Старший майор госбезопасности Георгий Цанава был племянником зловещего приближенного Берии, комиссара госбезопасности Лаврентия Цанавы. Всесильный и заботливый дядюшка решил, что задание, находящееся на личном контроле у Сталина, самое подходящее дело для того, чтобы племяннику заработать очередное звание и орден, а потому уговорил Берию отправить для личного руковдства операцией по захвату базы-500 старшего майора госбезопасности Георгия Цанаву.
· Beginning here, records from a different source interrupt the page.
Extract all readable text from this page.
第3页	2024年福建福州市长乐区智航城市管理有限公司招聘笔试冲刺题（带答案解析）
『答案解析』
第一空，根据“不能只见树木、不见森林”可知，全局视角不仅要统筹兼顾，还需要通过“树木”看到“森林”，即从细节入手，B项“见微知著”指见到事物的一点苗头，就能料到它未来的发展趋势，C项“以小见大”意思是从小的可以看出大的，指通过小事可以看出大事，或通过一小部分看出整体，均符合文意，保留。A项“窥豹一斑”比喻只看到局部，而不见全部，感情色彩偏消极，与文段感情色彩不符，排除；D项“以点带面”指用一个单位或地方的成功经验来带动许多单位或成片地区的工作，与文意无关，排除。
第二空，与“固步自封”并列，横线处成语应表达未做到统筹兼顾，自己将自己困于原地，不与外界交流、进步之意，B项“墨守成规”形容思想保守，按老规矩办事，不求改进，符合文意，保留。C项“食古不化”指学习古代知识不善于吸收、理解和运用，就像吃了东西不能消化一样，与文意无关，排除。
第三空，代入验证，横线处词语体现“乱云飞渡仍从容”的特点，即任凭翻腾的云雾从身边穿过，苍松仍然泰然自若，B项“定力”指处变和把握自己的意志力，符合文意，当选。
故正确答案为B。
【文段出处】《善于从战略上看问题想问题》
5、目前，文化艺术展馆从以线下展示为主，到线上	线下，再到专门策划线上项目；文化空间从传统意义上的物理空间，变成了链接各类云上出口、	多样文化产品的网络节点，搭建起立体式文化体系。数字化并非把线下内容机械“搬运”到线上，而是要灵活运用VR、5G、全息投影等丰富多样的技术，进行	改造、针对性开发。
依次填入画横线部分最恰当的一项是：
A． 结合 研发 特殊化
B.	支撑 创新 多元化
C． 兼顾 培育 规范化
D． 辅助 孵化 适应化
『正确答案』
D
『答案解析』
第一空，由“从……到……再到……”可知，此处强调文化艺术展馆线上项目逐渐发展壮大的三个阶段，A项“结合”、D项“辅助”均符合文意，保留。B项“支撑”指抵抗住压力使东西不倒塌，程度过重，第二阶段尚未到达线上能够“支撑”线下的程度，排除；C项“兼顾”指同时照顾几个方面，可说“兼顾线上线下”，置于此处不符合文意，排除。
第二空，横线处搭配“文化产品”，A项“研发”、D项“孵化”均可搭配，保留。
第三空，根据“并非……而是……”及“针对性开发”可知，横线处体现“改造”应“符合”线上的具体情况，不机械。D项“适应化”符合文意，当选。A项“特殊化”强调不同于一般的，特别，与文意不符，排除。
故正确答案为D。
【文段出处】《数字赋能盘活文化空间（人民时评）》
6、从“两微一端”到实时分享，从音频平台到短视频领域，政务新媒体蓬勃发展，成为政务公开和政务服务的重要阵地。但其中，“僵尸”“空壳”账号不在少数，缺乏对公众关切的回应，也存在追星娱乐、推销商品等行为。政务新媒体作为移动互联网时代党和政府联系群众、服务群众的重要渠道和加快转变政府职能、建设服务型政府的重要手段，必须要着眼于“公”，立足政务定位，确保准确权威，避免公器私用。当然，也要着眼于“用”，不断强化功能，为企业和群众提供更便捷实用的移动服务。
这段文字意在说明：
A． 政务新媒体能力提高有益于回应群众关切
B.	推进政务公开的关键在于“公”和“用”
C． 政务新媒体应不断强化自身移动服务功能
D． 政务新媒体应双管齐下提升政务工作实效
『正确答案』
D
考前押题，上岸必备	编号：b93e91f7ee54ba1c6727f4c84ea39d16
«А что? — подумал Берия. — Коровин — человек опытный, в том числе и по части нейтрализации дураков. Он не допустит, чтобы молодой и самоуверенный Георгий Цанава причинил большой вред делу. Ну а если что пойдет не так, то племянником и дядей можно будет воспользоваться как буфером для смягчения гнева Хозяина, — а для чего же нужны еще эти недалекие мегрелы? Мегрелия породила лишь одного великого человека — Лаврентия Павловича Берию. А остальные — жалкие тупицы, вознесенные к вершинам власти лишь волею гениального земляка».
Спустя десять лет придет именно такой случай и Берия без колебаний пожертвует земляком, старым другом и тезкой, — всесильный министр государственной безопасности Белоруссии Лаврентий Цанава окажется в застенках его родной «конторы» потому, что не смог «элегантно» решить вопрос с лидером Еврейского комитета Михоэлсом.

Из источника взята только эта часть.